The Application Scenarios of UWB in Remote Parking
Autonomous Valet Parking (AVP)
In smart parking lots such as large shopping malls and hotels, after the driver gets off at the designated drop-off point, they issue a parking command through the mobile phone APP. The vehicle, with the help of UWB positioning technology and combined with in-vehicle sensors, accurately perceives its own position and the surrounding environment, automatically plans the optimal parking path, drives to an empty parking space, and completes the parking. When retrieving the vehicle, the driver issues a retrieval command, and the vehicle automatically drives from the parking space to the designated pick-up point. In this process, UWB technology enables the vehicle to accurately position itself in the complex environment of the parking lot, achieving autonomous location finding, obstacle avoidance, and parking, greatly saving the driver's time and energy.

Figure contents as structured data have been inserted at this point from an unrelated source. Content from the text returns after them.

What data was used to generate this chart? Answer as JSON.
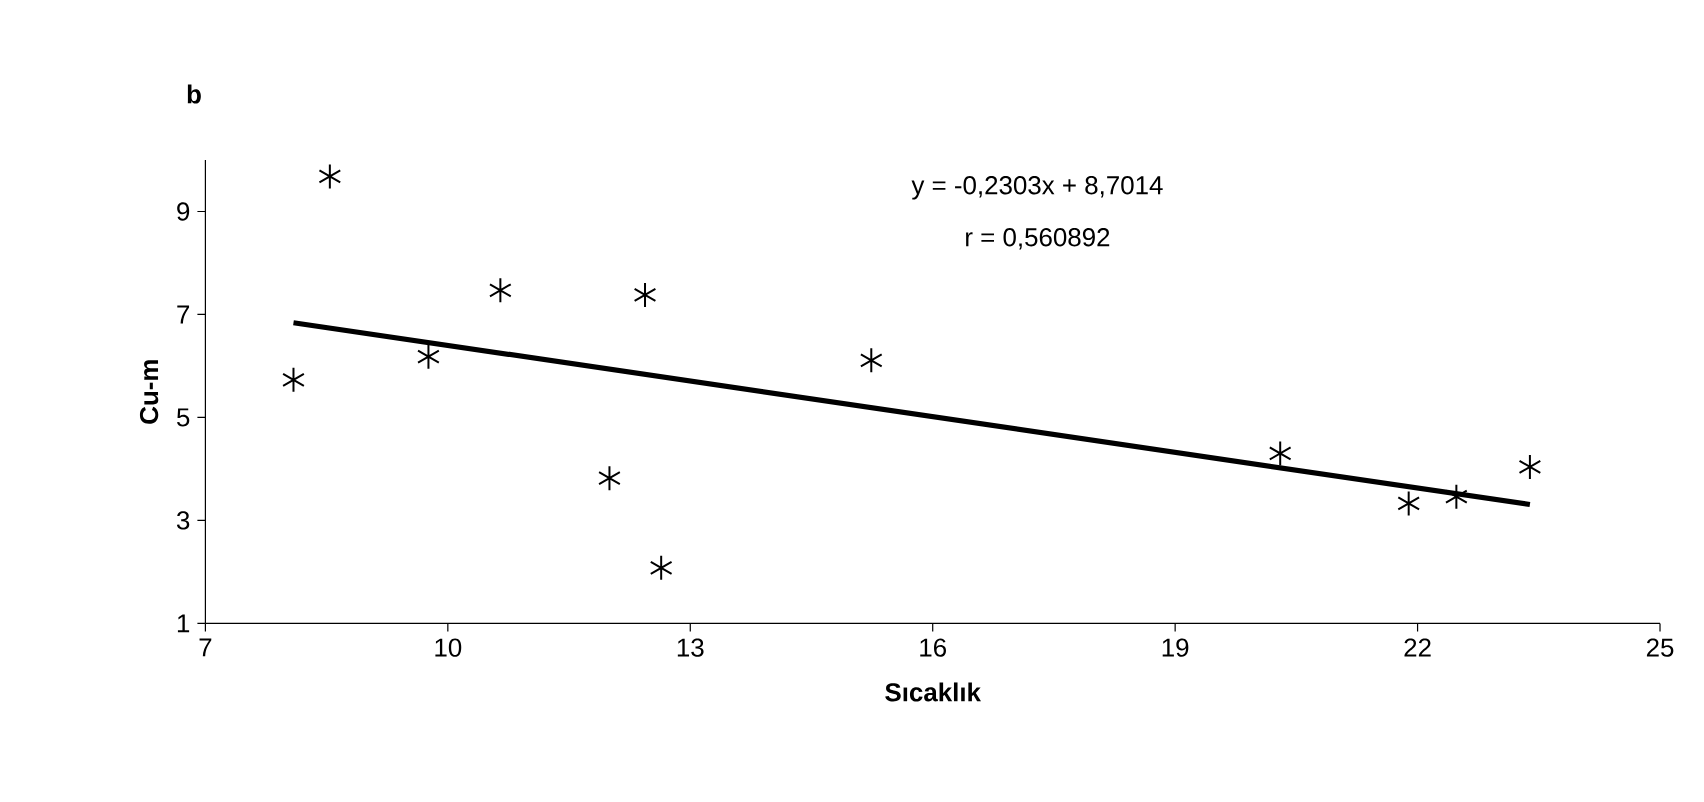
{
  "chart_data": {
    "type": "scatter",
    "title": "b",
    "xlabel": "Sıcaklık",
    "ylabel": "Cu-m",
    "annotations": [
      "y = -0,2303x + 8,7014",
      "r = 0,560892"
    ],
    "series": [
      {
        "color": "#000000",
        "marker": "cross",
        "x": [
          8.09,
          8.54,
          9.76,
          10.65,
          12.0,
          12.44,
          12.64,
          15.24,
          20.3,
          21.89,
          22.48,
          23.39
        ],
        "values": [
          5.73,
          9.68,
          6.18,
          7.47,
          3.82,
          7.38,
          2.08,
          6.11,
          4.3,
          3.33,
          3.46,
          4.04
        ]
      },
      {
        "type": "line",
        "color": "#000000",
        "marker": "none",
        "x": [
          8.09,
          23.39
        ],
        "values": [
          6.84,
          3.31
        ]
      }
    ],
    "xlim": [
      7,
      25
    ],
    "ylim": [
      1,
      10
    ],
    "xticks": [
      7,
      10,
      13,
      16,
      19,
      22,
      25
    ],
    "yticks": [
      1,
      3,
      5,
      7,
      9
    ],
    "grid": false
  }
}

Remote Control Parking in Narrow Spaces
When the space around a narrow street or parking space is limited, the driver can remotely control the vehicle to park outside the vehicle through a mobile phone or car key. UWB technology enables the vehicle to accurately perceive the distance between itself and surrounding obstacles. The driver can obtain real-time vehicle position information and precisely control the vehicle's driving direction and speed, safely parking the vehicle in a narrow parking space and avoiding the embarrassing situation of difficulty in opening the door after parking due to the small space inside the vehicle.

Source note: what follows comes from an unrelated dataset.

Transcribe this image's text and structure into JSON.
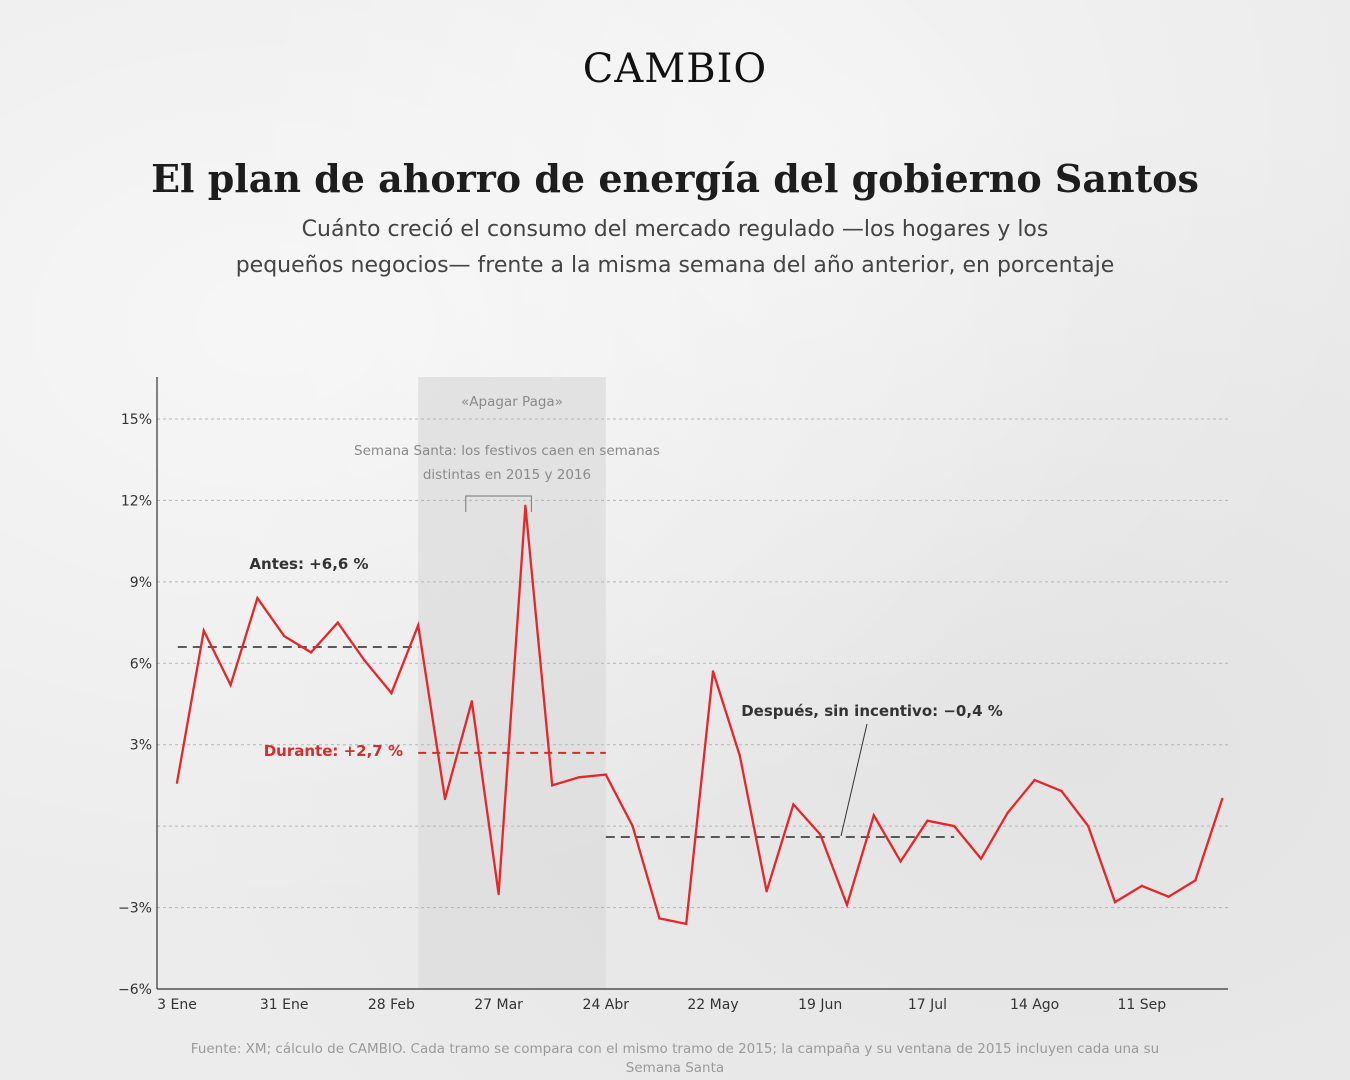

The UWB Remote Parking Technology Solution
System Architecture
The UWB remote parking system is mainly composed of the vehicle end, the parking lot infrastructure end, and the user terminal. The vehicle end is equipped with a UWB positioning module, in-vehicle sensors (such as cameras, millimeter-wave radars), an in-vehicle controller, etc. The parking lot infrastructure end deploys UWB anchor points, which are used to provide positioning references for the vehicle. The user terminal is generally a mobile phone APP, which is used for interaction between the driver and the vehicle, issuing parking commands, and monitoring the parking process.
Working Process
Initialization stage: When the vehicle enters the parking lot area, the in-vehicle UWB module establishes a communication connection with the UWB anchor points in the parking lot, conducts signal calibration and synchronization, and obtains initial position information. At the same time, the vehicle sensors are activated to scan the surrounding environment and construct an environmental map.
Command issuance: The driver selects the remote parking function through the mobile phone APP, enters the target parking space information or directly issues a parking command. The APP sends the command to the vehicle through a wireless network.
Path planning and execution: After receiving the command, the vehicle combines the UWB positioning information and sensor perception data, and uses the in-vehicle controller to plan the optimal parking path. Subsequently, the vehicle automatically controls operations such as acceleration, deceleration, and steering according to the planned path and drives towards the target parking space. During the driving process, it continuously uses UWB positioning and sensor data to adjust the path in real-time to ensure safe obstacle avoidance.
Parking completion feedback: After the vehicle completes parking, it sends a parking completion notification to the driver through the APP, informing the driver of information such as the vehicle's parking location.